I watched a movie recently that really put this in perspective called “Ode to My Father.” It is a South Korean movie that follows the tremendous events of a Korean man who experienced the war as a child and then had many other major life events such as working in a coal mine in Germany. He kept a simple store and as the neighborhood grew up around him and modern buildings erected, he refused to change. The young would always tease him calling him hold fashioned and stubborn but he was still waiting for his father to return who told him he would meet him at this store when they were separated during the chaotic events during the war. He never arrived but did come to the old man in an apparition
I imagine myself growing old, my friends passing away and how nobody will be interested in my own life events. They may listen with a sympathetic ear but can never really relate. I’ll be alone, reading this very post and reminiscing about my own past.
How lonely it must be to grow elderly with nobody to relate to. I imagine that when this feeling grows severe I would rather walk into the waves of the Pacific Ocean never to return. The young would try to stop me, just to keep me around for their own sake, to keep me on the mantle as a souvenir, as something that “belongs” to them and thus something with which they would rather not depart as it might make them sad with no thought to my own feelings. Our society only focuses on keeping something alive at all costs because they believe that any type of life is better than death.
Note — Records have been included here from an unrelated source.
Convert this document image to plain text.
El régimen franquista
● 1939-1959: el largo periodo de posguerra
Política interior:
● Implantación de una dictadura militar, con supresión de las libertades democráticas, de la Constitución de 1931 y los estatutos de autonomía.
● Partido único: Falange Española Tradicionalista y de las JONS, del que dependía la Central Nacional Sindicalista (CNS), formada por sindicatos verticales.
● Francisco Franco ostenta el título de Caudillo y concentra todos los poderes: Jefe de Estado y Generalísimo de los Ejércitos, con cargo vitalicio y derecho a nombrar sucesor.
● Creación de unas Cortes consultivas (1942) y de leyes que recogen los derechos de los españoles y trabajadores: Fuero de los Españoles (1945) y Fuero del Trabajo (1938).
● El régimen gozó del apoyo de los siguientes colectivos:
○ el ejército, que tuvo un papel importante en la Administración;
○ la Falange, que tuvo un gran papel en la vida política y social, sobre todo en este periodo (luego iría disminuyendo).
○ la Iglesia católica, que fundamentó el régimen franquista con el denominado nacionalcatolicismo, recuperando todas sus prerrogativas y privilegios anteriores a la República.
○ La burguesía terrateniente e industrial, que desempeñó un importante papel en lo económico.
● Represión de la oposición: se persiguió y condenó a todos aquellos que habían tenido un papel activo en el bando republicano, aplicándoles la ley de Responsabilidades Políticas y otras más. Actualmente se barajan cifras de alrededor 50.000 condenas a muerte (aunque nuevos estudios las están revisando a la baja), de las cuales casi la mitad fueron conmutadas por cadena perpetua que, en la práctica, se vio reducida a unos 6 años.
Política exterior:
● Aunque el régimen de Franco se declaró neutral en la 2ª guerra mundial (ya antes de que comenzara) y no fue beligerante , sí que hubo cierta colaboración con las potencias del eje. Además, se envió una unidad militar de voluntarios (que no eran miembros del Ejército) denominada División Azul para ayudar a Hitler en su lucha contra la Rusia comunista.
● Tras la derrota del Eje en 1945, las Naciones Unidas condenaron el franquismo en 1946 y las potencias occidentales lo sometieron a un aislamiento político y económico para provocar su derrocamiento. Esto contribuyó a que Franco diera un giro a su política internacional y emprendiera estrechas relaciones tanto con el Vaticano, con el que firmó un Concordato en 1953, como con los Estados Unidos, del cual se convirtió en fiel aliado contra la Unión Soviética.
If I should become incapacitated or if I’ve grown so lonely in my old age I truly hope I’m able to leave this world in a fashion of my own choosing and not have a tired life drawn out by a society that simply cannot understand when letting go is the best option.
It is now, at 38 years old that I understand the importance and am truly interested in listening to the stories of the old. In fact, I bought a book called “Memories of Silk and Straw,” which is written by a Japanese doctor who also realized how precious the memories of the elderly are. He tended the elderly and through their stories made a marvelous book. Society forgets the past, and does not care. This is a grave mistake as a society should learn from the past but more importantly these memories should be kept alive for their own sake.
I am master of my own ship and God forbid the day when others try to take the wheel and dictate what I should do with my own life. Should I have the fortune to grow very old, I may one day disappear without warning but would be certain to leave a message of farewell should you be clever enough to find it. Do not try to stop me or I would prefer you be disinherited.
I often write about my descendants hearing this very post in hologram that looks like me. From an article I discovered today about Japanese scientists creating a touchable hologram I imagine that my idea will turn into a reality in 50 years or so.
Thus, I give my descendants these instructions. If I ever lose my mind it is my will to die as quickly as possible. If I’m at a state where I no longer have any say over my own affairs or can control the course of my own life I would prefer to stick a dagger in my own belly and be done with it. Should any descendant block these attempts it is my will they be disinherited from any meager fortune I may have and may I return as a ghost to haunt them.
The preferred method of death would be by being dropped in the ocean at night so I can feel the numbing cold of the ocean, look at the stars and slip away into infinity. I imagine that would be a grand finale to a lifetime trying to feel as alive as possible. It is this feeling of being alive which makes me watch the sunsets and sunrises; it is why I enjoy sliding down a mountain on a snowboard or walk quietly through a rice field; it is the reason I get on a surfboard and enjoy being in the ocean even though I may never catch a wave; it is why I lay on the bench outside on a cold night just to look up at the stars and ponder all the unanswerable questions.
To be an old man, bobbing in the ocean while my body slowly turns numb, with the profound depths and unseen creatures below while I look up and the infinity of space and the Milky Way. A life with a unique experience about to slip away forever holds a bit of romanticism, an utterly fantastic way to say goodbye to this world. The worst way would be for you all to stick me in a rest home with young, impatient nurses with whom I can never relate ordering me around and telling me to eat my mashed potatoes which I still hate as I did as a child.
Should I make it to 90 years old I wish to die alone, as far away from the shore and polluting lights as possible. Leave me there to float among the waves and gaze upon the stars; to really feel alive once more. I wish only to ponder the infinite one more time before I join it.